Bradford drinkers discussing the war over a pint has helped bolster the profits of a major pubs chain.

Britain's second-biggest pubs owner Punch Taverns - which owns some 45 pubs across Bradford - today said world crises meant more people went to the pub - and helped it achieve better-than-expected first half profits of £55.6 million.

Operations director Andrew Thompson said: "There's no doubt about it, when a crisis like war, and in past years the petrol crisis, occur people do adjourn to the local to discuss the ways of the world.

"About three-quarters of our estate is in local pubs and they have been more resilient than the high street during the conflict in Iraq."

The company, which has acquired a pub every four weeks on average so far this year in Yorkshire, saw pre-tax profits at its portfolio of leased and tenanted pubs rise 17 per cent to £55.6 million from £47.6 million in the same period of 2002.

It was reporting its maiden interim results for the 28 weeks to March 1, after listing on the London Stock Exchange in May. Among the pubs it owns are the Railway, Birstall; the Ring O'Bells, Bolton Road, Bradford; the Black Bull Inn, Sutton-in-Craven, and the Old House at Home, Otley Road, Shipley.
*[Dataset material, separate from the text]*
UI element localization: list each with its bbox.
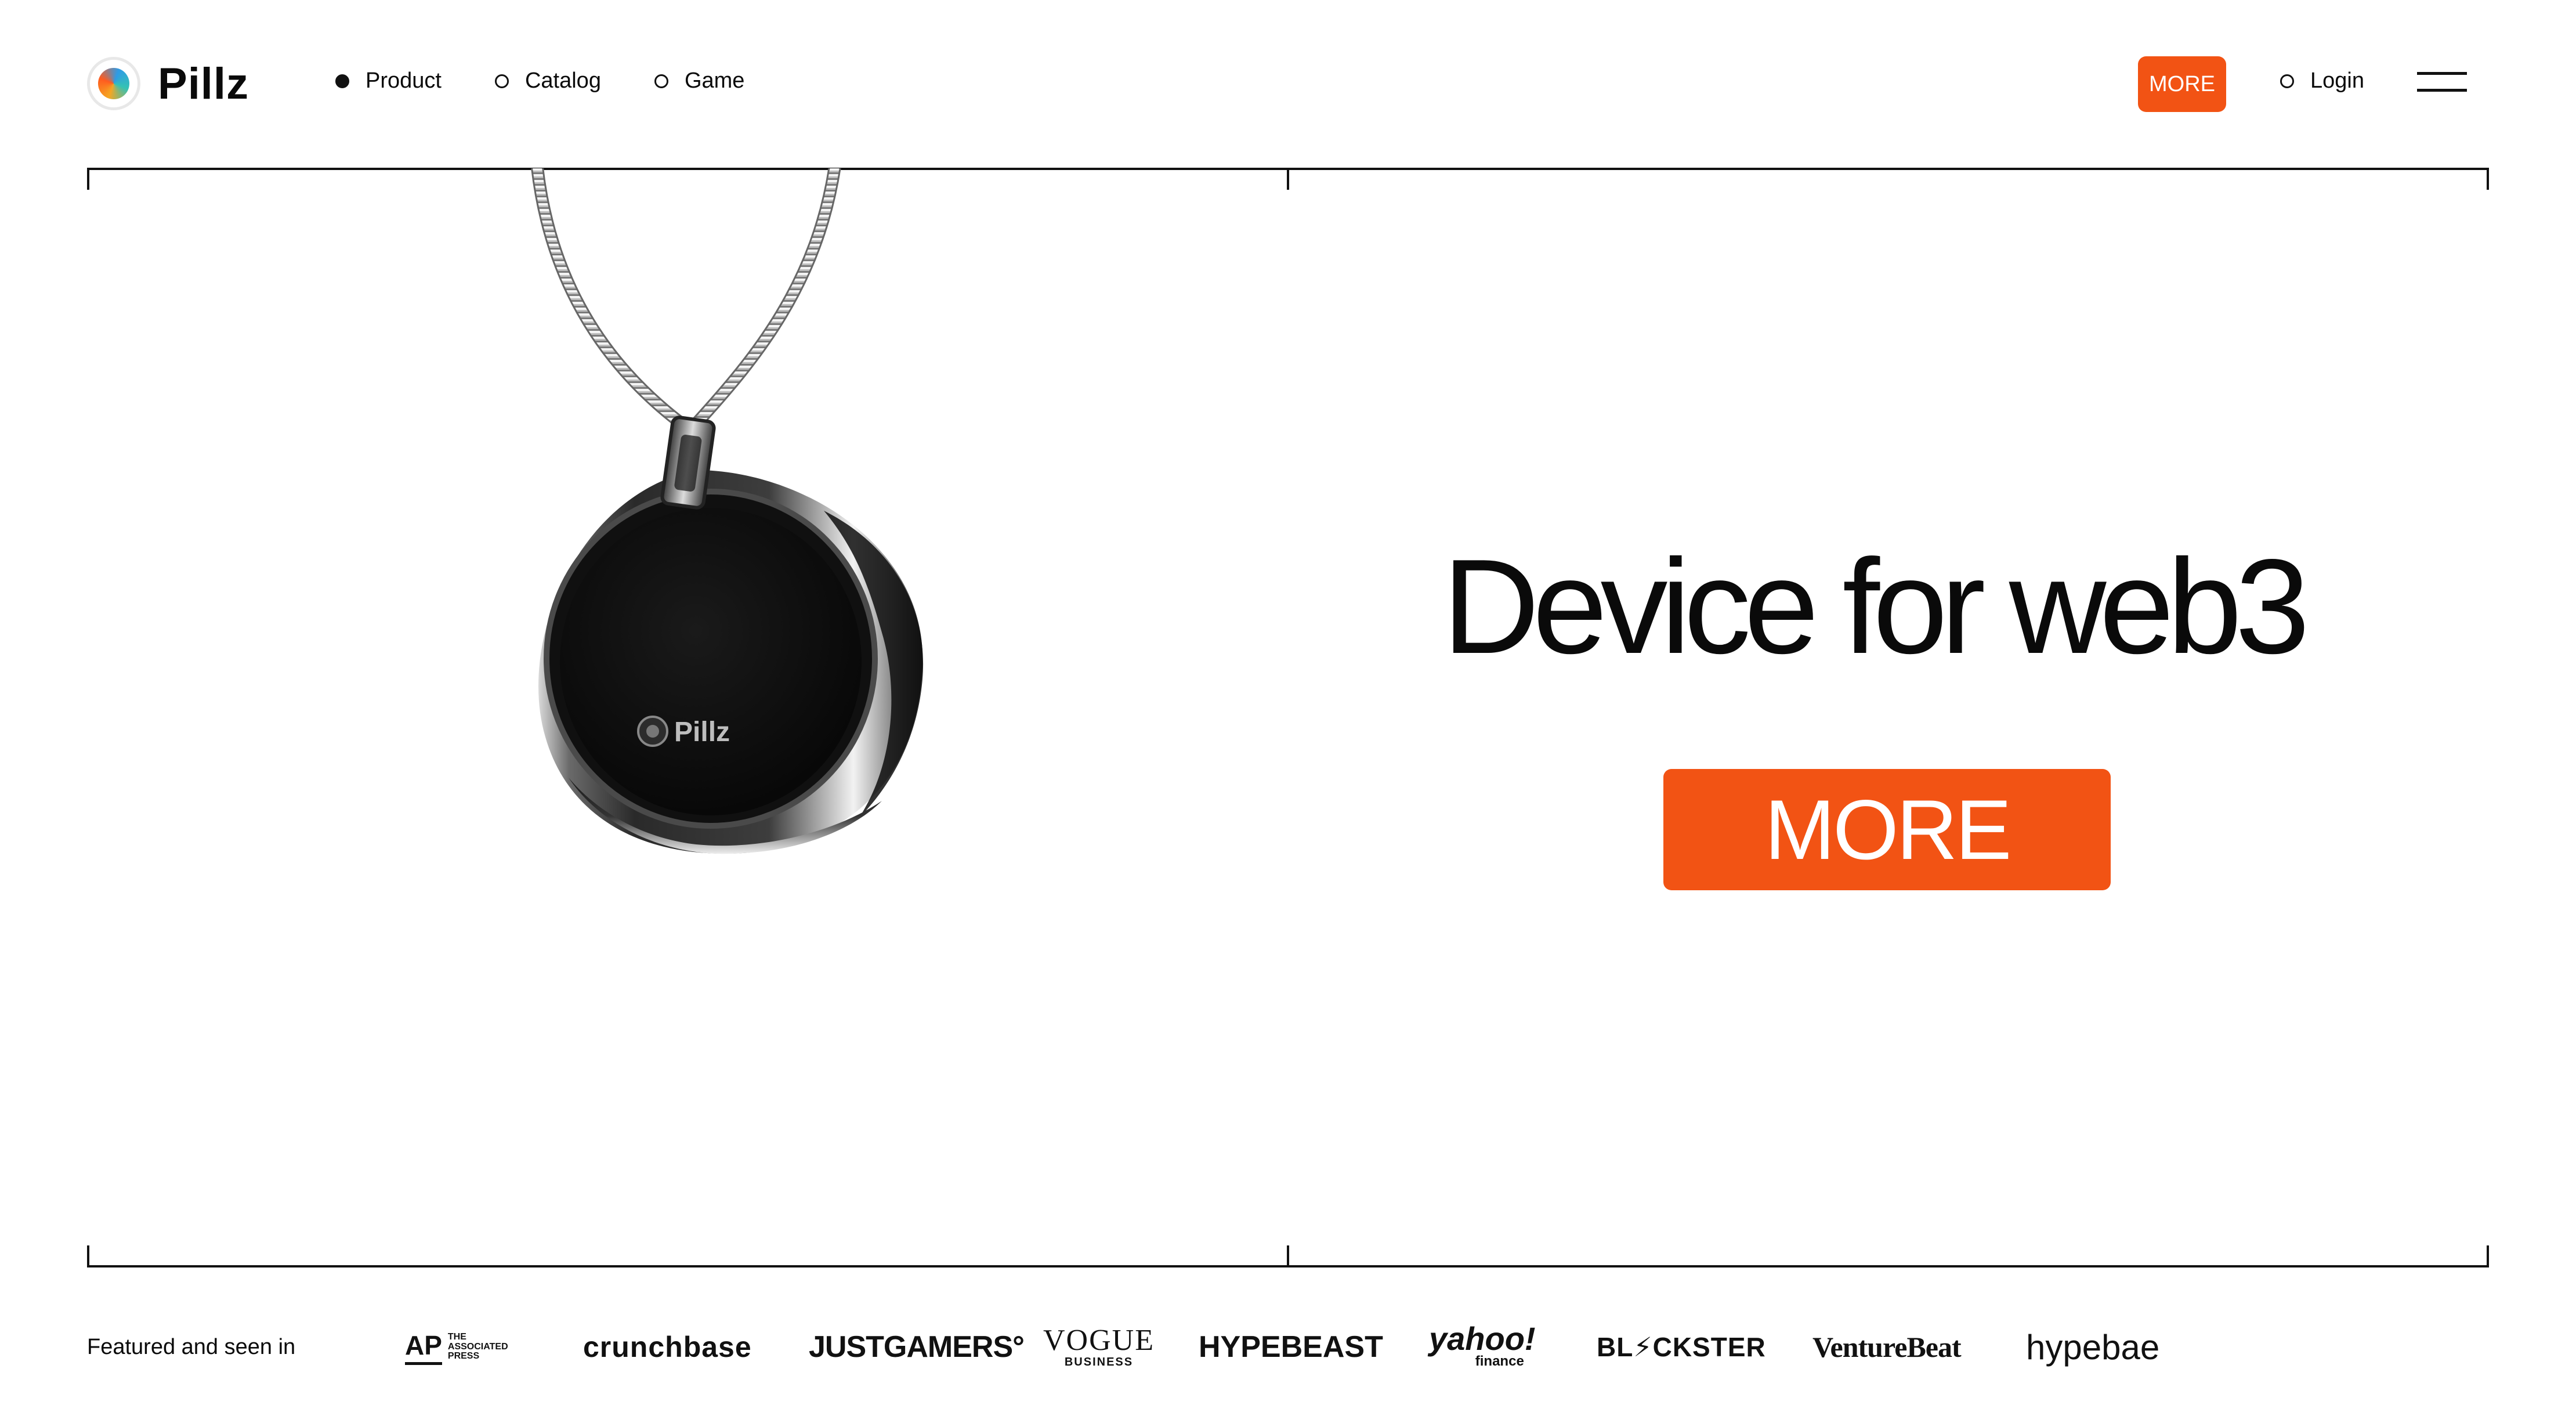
- press-logo-blockster[interactable]: BL⚡CKSTER: [1597, 1321, 1766, 1373]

Mr Thompson said concentrating on the local market was the key to improving its sales - turnover was up six per cent to £218 million.

"We look at each individual pub and see what its unexploited potential is," he said.

Analysts had been forecasting profits of about £52 million in the first half after Punch showed in January that it had avoided much of the downturn which plagued its high street rivals over the Christmas season. The group grew like-for-like sales in pubs owned for at least two years by five per cent in the first half.

The group also acquired two prestigious watering holes among a dozen pubs and hotels earlier this year. Punch bought 12 pubs including Steeton Hall, Keighley, and The Devonshire, at Grassington.